Experts have warned that an imminent crackdown on energy upgrades will trigger an exodus of landlords from the private rented sector.
The Government intends to introduce legislation to ensure all newly let rental properties have a band C Energy Performance Certificate (EPC) rating by 2025. The deadline would be 2028 for existing lets. Hamptons estate agents have estimated that the total cost to upgrade England’s existing rental stock to band C would be £16bn. This would equate to almost half a year’s rental income.
Yet the costs would form a much larger share of rental income in cheaper areas. In London, the cost to landlords would be £2.9bn, or 26pc of the annual rental income from homes in the capital. In the North East, the cost, at £662m, would be much smaller, but because of much lower rents, would be 83pc of the region’s yearly rental income.
But failure to upgrade the EPC will mean a property cannot be rented out, possibly making such homes heavily discounted or unsellable.
John Eastgate, of lender Shawbrook Bank, says landlords need support from the Government and their mortgage providers. Without this, he says, there is a risk that a substantial part of the private rental sector (PRS) will become unrentable and, therefore, unmortgageable in 2025. Trade body UK Finance has also called for landlords to receive more financial support to upgrade their properties.

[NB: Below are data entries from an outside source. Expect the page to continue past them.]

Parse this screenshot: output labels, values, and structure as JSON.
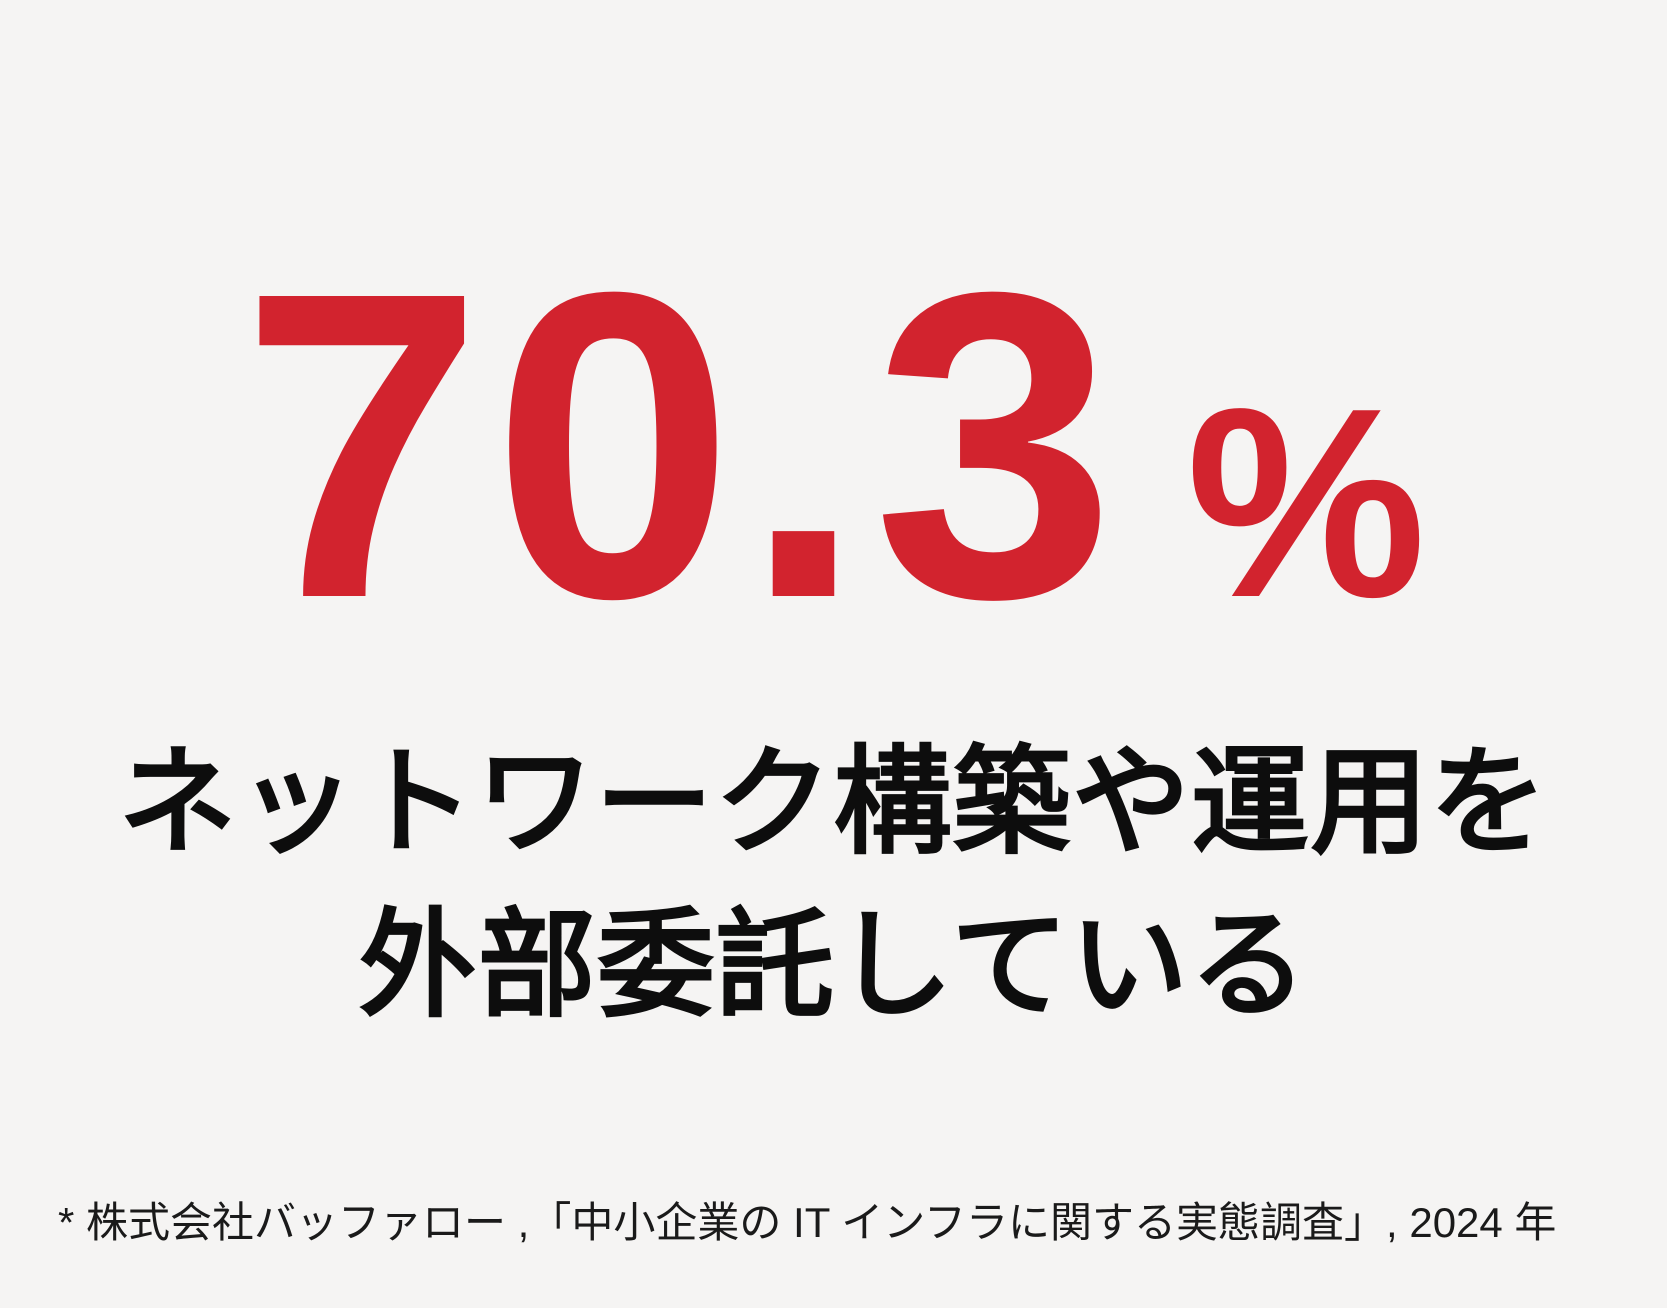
{
  "page": {
    "background_color": "#f5f4f3"
  },
  "stat": {
    "value": "70.3",
    "unit": "%",
    "color": "#d2232e"
  },
  "headline": {
    "line1": "ネットワーク構築や運用を",
    "line2": "外部委託している",
    "color": "#0d0d0d"
  },
  "footnote": {
    "text": "* 株式会社バッファロー ,「中小企業の IT インフラに関する実態調査」, 2024 年",
    "color": "#1a1a1a"
  }
}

£10,000 cap on upgrades ‘unaffordable’
Anita Matthews, 61, a landlady with a portfolio of five properties has already begun selling up as a result of the EPC changes. She is selling one each tax year and giving her tenants two years’ notice. She sold one last year and will sell another next April. They will all be gone by the time the EPC rules come into force, she says. She doesn’t want to make anyone homeless, but she cannot afford to implement the upgrades. It would cost her £17,500 to make one property band C, the equivalent of four and a half years’ rental income from the property.

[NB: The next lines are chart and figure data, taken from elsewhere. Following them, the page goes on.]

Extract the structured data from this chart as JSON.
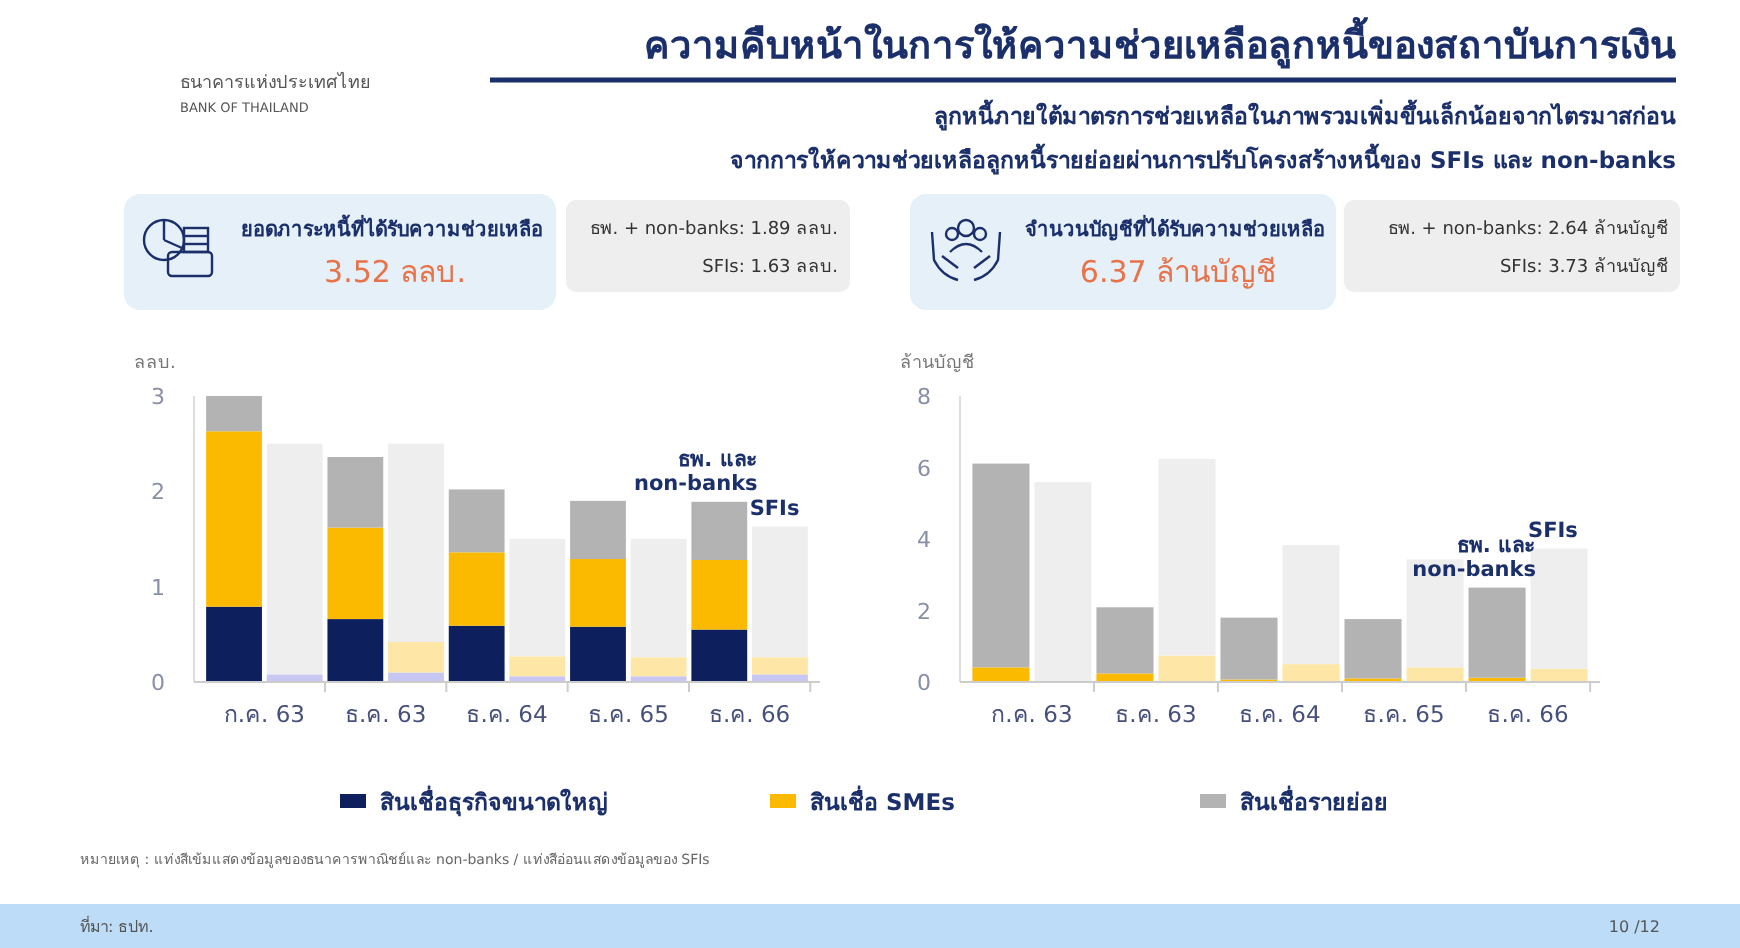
{
  "chart_data": [
    {
      "type": "other",
      "title": "ความคืบหน้าในการให้ความช่วยเหลือลูกหนี้ของสถาบันการเงิน",
      "subtitle": "ลูกหนี้ภายใต้มาตรการช่วยเหลือในภาพรวมเพิ่มขึ้นเล็กน้อยจากไตรมาสก่อน\nจากการให้ความช่วยเหลือลูกหนี้รายย่อยผ่านการปรับโครงสร้างหนี้ของ SFIs และ non-banks",
      "annotations": [
        "ธนาคารแห่งประเทศไทย",
        "BANK OF THAILAND",
        "หมายเหตุ : แท่งสีเข้มแสดงข้อมูลของธนาคารพาณิชย์และ non-banks / แท่งสีอ่อนแสดงข้อมูลของ SFIs",
        "ที่มา: ธปท.",
        "10 /12"
      ]
    },
    {
      "type": "bar",
      "stacked": true,
      "title": "ยอดภาระหนี้ที่ได้รับความช่วยเหลือ",
      "subtitle": "3.52 ลลบ.",
      "ylabel": "ลลบ.",
      "categories": [
        "ก.ค. 63",
        null,
        "ธ.ค. 63",
        null,
        "ธ.ค. 64",
        null,
        "ธ.ค. 65",
        null,
        "ธ.ค. 66",
        null
      ],
      "ylim": [
        0,
        3
      ],
      "yticks": [
        0,
        1,
        2,
        3
      ],
      "legend": "bottom",
      "series": [
        {
          "name": "สินเชื่อธุรกิจขนาดใหญ่",
          "color": "#0d1f5c",
          "colors": [
            "#0d1f5c",
            "#c8c6f2",
            "#0d1f5c",
            "#c8c6f2",
            "#0d1f5c",
            "#c8c6f2",
            "#0d1f5c",
            "#c8c6f2",
            "#0d1f5c",
            "#c8c6f2"
          ],
          "values": [
            0.79,
            0.08,
            0.66,
            0.1,
            0.59,
            0.06,
            0.58,
            0.06,
            0.55,
            0.08
          ]
        },
        {
          "name": "สินเชื่อ SMEs",
          "color": "#fbb900",
          "colors": [
            "#fbb900",
            null,
            "#fbb900",
            "#fde6a6",
            "#fbb900",
            "#fde6a6",
            "#fbb900",
            "#fde6a6",
            "#fbb900",
            "#fde6a6"
          ],
          "values": [
            1.84,
            null,
            0.96,
            0.32,
            0.77,
            0.21,
            0.71,
            0.2,
            0.73,
            0.18
          ]
        },
        {
          "name": "สินเชื่อรายย่อย",
          "color": "#b3b3b3",
          "colors": [
            "#b3b3b3",
            "#eeeeee",
            "#b3b3b3",
            "#eeeeee",
            "#b3b3b3",
            "#eeeeee",
            "#b3b3b3",
            "#eeeeee",
            "#b3b3b3",
            "#eeeeee"
          ],
          "values": [
            0.37,
            2.42,
            0.74,
            2.08,
            0.66,
            1.23,
            0.61,
            1.24,
            0.61,
            1.37
          ]
        }
      ],
      "annotations": [
        "ธพ. + non-banks: 1.89 ลลบ.",
        "SFIs: 1.63 ลลบ.",
        "ธพ. และ\nnon-banks",
        "SFIs"
      ]
    },
    {
      "type": "bar",
      "stacked": true,
      "title": "จำนวนบัญชีที่ได้รับความช่วยเหลือ",
      "subtitle": "6.37 ล้านบัญชี",
      "ylabel": "ล้านบัญชี",
      "categories": [
        "ก.ค. 63",
        null,
        "ธ.ค. 63",
        null,
        "ธ.ค. 64",
        null,
        "ธ.ค. 65",
        null,
        "ธ.ค. 66",
        null
      ],
      "ylim": [
        0,
        8
      ],
      "yticks": [
        0,
        2,
        4,
        6,
        8
      ],
      "series": [
        {
          "colors": [
            "#0d1f5c",
            "#c8c6f2",
            "#0d1f5c",
            "#c8c6f2",
            "#0d1f5c",
            "#c8c6f2",
            "#0d1f5c",
            "#c8c6f2",
            "#0d1f5c",
            "#c8c6f2"
          ],
          "values": [
            0,
            0,
            0,
            0,
            0,
            0,
            0,
            0,
            0,
            0
          ]
        },
        {
          "colors": [
            "#fbb900",
            "#fde6a6",
            "#fbb900",
            "#fde6a6",
            "#fbb900",
            "#fde6a6",
            "#fbb900",
            "#fde6a6",
            "#fbb900",
            "#fde6a6"
          ],
          "values": [
            0.41,
            0,
            0.24,
            0.74,
            0.07,
            0.5,
            0.1,
            0.41,
            0.12,
            0.37
          ]
        },
        {
          "colors": [
            "#b3b3b3",
            "#eeeeee",
            "#b3b3b3",
            "#eeeeee",
            "#b3b3b3",
            "#eeeeee",
            "#b3b3b3",
            "#eeeeee",
            "#b3b3b3",
            "#eeeeee"
          ],
          "values": [
            5.7,
            5.59,
            1.85,
            5.5,
            1.73,
            3.33,
            1.66,
            3.02,
            2.52,
            3.36
          ]
        }
      ],
      "annotations": [
        "ธพ. + non-banks: 2.64 ล้านบัญชี",
        "SFIs: 3.73 ล้านบัญชี",
        "ธพ. และ\nnon-banks",
        "SFIs"
      ]
    }
  ]
}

Almost two thirds of landlords would be affected by the introduction of a minimum energy rating of C, a survey by the National Residential Landlords Association (NRLA), a trade body, found earlier this year. If regulations banned rental properties in band D or below, 27pc of those surveyed would exit the market. This would be equivalent to around 784,000 homes being sold up, out of England’s 4.4 million privately rented households.
The rising costs of materials and labour will further increase the retrofitting by thousands. Although the Government has proposed a £10,000 cap on the amount landlords would have to pay, investors say this would still be unaffordable.

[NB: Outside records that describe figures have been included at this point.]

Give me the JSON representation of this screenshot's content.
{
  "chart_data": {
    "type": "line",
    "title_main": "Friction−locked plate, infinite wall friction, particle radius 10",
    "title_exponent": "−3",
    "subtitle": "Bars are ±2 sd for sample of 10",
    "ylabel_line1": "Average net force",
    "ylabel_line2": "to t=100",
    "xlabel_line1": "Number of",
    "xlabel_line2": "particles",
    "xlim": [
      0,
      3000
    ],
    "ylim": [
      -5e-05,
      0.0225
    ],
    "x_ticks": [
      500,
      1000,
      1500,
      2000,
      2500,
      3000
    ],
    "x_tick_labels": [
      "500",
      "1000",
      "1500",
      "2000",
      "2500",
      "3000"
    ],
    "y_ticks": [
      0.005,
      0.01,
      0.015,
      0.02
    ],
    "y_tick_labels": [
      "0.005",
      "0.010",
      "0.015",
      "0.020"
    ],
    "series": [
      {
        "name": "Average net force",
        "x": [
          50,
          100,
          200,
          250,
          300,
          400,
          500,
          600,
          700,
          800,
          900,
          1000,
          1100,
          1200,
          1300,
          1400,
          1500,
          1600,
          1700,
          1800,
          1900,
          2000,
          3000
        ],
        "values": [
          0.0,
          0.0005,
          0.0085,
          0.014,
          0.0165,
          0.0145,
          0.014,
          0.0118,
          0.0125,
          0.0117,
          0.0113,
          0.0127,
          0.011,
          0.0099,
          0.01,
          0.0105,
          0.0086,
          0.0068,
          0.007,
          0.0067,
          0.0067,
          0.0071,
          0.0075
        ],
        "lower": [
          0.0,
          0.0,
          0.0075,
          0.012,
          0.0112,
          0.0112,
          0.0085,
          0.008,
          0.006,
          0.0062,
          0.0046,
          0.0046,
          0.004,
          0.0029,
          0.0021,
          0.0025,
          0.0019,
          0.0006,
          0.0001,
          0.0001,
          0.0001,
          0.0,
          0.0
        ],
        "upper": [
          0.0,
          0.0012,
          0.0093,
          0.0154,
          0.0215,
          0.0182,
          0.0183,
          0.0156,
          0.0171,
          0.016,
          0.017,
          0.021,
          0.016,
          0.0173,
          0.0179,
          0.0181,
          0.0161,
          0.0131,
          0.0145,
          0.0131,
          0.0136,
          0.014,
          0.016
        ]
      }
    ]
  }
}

Despite energy upgrades giving owner-occupiers explicit cost benefits by cutting energy bills, they are not a financial incentive for landlords, who usually do not pay these.
Likely long-term squeeze on profitability
The estimated cost of an upgrade of a property from D to C is £6,472, making an annual energy cost saving of £179. But it would take 36 years to pay back the initial investment, even if it meant a landlord could charge higher rents.
There is additionally little incentive in terms of capital appreciation. The price difference between an average band C and band D property is only £5,582, according to analysis by Savills estate agents.
Lucian Cook, of Savills, says expected interest rate rises, which have already increased the costs of buy-to-let mortgages, will further squeeze landlords’ margins. Then there is the question of where they borrow the money to do the works. If it comes from their buy-to-let mortgage, which they can no longer offset against their tax bill, that will put a long-term brake on profitability. Obviously, the risk is it will intensify pressure on the rental supply, and that will push rents to the limits of affordability, he says.
David Fell, of Hamptons, compares the changes with the introduction of the 3pc stamp duty surcharge in 2016. Landlords will probably leave the market and new investor purchases will fall, he says. He adds that those who continue to buy will be incentivised to storm the new-build market, as 95pc of homes built in the past decade are band C or above.